Il hésita. Mais avant qu'il ne puisse s'exprimer, elle le contra, de sa voix tranquille tandis qu'elle notait encore, encore et encore :

-Vous avez encore beaucoup perdu ces derniers temps, Thomas, vous avez raison de le souligner. Suivez-vous votre routine ? Celle que le docteur Dahiell vous a préparée.

Il déglutit.

-O...oui...

Un peu. Parfois.

-Le code couleur vous aide-t-il mieux ? Nous avons fait au mieux, mais n'hésitez pas à dire s'il faut procéder à des modifications, d'accord ? C'est pour votre confort.

Thomas hocha lentement la tête.

-Je le sais..., souffla-t-il.
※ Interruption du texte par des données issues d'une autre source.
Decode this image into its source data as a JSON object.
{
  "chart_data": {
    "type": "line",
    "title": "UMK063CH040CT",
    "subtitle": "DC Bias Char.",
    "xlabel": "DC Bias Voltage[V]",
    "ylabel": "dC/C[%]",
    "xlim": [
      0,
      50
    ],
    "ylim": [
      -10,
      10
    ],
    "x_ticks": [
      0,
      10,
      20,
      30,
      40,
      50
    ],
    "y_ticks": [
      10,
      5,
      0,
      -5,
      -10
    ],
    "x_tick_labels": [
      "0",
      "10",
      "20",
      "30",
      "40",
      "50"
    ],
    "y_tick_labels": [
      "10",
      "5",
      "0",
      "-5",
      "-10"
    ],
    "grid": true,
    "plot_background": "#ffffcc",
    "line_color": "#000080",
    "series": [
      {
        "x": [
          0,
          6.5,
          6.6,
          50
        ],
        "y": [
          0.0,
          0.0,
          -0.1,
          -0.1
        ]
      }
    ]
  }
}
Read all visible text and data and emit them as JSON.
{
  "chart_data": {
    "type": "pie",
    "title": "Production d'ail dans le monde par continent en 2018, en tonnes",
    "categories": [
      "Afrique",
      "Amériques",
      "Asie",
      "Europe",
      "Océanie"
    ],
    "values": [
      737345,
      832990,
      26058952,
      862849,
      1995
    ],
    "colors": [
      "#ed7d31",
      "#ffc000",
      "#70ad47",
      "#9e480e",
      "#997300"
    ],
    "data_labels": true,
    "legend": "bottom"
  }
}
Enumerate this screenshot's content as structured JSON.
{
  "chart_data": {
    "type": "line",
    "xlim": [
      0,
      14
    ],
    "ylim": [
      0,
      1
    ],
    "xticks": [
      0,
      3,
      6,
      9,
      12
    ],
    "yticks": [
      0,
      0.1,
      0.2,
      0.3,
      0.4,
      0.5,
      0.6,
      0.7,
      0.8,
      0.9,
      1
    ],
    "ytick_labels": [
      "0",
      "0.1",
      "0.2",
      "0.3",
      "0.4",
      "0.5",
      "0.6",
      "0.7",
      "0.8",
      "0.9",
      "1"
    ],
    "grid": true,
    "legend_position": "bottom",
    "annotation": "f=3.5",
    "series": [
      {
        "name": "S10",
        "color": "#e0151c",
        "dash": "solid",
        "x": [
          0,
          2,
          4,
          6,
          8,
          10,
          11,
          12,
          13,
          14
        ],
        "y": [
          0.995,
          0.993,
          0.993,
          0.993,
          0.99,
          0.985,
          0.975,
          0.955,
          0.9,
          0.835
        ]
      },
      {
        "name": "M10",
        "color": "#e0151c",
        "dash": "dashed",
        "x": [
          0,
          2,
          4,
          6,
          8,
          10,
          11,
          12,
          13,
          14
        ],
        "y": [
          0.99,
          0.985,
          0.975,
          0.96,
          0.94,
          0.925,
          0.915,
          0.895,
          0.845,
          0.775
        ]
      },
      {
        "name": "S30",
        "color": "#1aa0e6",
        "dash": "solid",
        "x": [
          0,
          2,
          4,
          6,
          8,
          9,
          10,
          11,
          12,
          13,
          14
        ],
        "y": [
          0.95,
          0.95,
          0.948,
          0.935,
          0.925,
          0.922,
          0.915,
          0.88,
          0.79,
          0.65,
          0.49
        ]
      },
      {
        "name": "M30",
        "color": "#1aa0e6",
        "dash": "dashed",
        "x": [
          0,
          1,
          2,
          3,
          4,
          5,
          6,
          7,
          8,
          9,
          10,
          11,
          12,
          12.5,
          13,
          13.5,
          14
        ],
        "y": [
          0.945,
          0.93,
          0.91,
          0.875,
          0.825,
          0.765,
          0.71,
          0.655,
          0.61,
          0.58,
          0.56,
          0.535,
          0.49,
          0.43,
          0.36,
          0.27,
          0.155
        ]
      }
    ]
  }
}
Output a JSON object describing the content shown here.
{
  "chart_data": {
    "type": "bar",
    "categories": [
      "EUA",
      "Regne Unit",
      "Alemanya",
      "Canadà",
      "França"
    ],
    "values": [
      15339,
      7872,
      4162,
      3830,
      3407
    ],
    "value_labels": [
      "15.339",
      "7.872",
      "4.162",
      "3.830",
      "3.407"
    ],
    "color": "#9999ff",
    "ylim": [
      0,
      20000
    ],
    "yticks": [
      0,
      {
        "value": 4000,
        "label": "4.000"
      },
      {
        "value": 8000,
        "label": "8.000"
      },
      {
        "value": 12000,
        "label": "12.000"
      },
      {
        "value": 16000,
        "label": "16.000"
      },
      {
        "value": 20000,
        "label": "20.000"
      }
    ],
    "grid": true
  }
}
Mon ami en a une copie, il...Il m'aide beaucoup.

Il ne rata pas, en levant les yeux sur elle, le petit sourire curieux qui se dessinait sur le visage de la femme. Il secoua la tête aussitôt.

-Non, dit-il. Non, non. Pas ce genre d'ami. Sofian est mon collègue et mon ami. Il ne sera pas plus.

-Oh. Je vois. Sait-il pour... ?

Elle le désigna, de façon un peu générale, l'englobant lui et tout ce qui le composait.

-Il sait.

Thomas se redressa un peu sur le fauteuil, tentant de se reprendre dans sa tendance à s'avachir au fil des minutes tandis que la discussion lui semblait interminable. Il voulait partir, il voulait rentrer. Il avait besoin de calme, de se retrouver seul avec lui-même. De préférence avec quelque chose de rassurant, qui lui ferait oublier les dernières heures, les dernières semaines, les mois, les années.

Mais chez lui, il n'y avait rien.

-Il sait pour les crises, reprit-il encore. Le traitement, aussi.

-Sait-il pour ce que vous avez traversé avant ?

-On en a un peu parlé.

Il rit, malgré lui.

-Mais je suppose que c'est une chose d'en parler, une autre d'en être témoin...

A cela, elle répondit à son rire.

-Lui montreriez-vous, si vous en aviez l'occasion ?

Son rire se transforma en un ricanement. La question n'avait plus rien d'amusant.

-Non.

Sa voix fut plus sèche qu'il ne l'avait prévu, mais elle ne lui en tint pas rigueur. Imperméable à la mauvaise humeur qu'elle déclenchait chez son vis-à-vis, elle baissa les yeux sur sa feuille, pinçant la bouche dans cette expression concentrée qu'elle avait parfois.

-Vous savez, Thomas, il n'y a rien de honteux, dans votre parcours, dit-elle. Vous avez même accompli quelque chose d'admirable.

Il grimaça, mais elle ne lui laissa pas le loisir de répliquer.

-Je sais que de ma part, cela ne signifiera pas grand-chose pour vous. Mais je vous rappelle que peu de gens parviennent à sortir d'une obésité morbide comme vous l'avez fait. Et regardez où vous en êtes ! Nous savons tous deux que les troubles alimentaires que vous avez ne disparaitront jamais, mais vous apprenez à vivre avec, malgré tout...

Elle soupira doucement. La gorge nouée, incapable du moindre mot, il se contentait d'écouter. Il avait le souffle court. Il étouffait, dans son tee-shirt, dans sa veste, dans son pantalon un peu grand. Ses mains serrées sur ses genoux étaient moites.

-L'année dernière a été un coup de trop pour vous. Ce n'est pas une faiblesse que d'avoir lâché prise, Thomas. Parfois, c'est nécessaire. Vos idées noires sont encore là, je suis obligée de revenir sur ma décision de diminuer votre traitement, surtout en cette période. Mais que ce ne soit pas un échec : vous êtes un battant et vous pouvez être fier de vous, pour en être là aujourd'hui.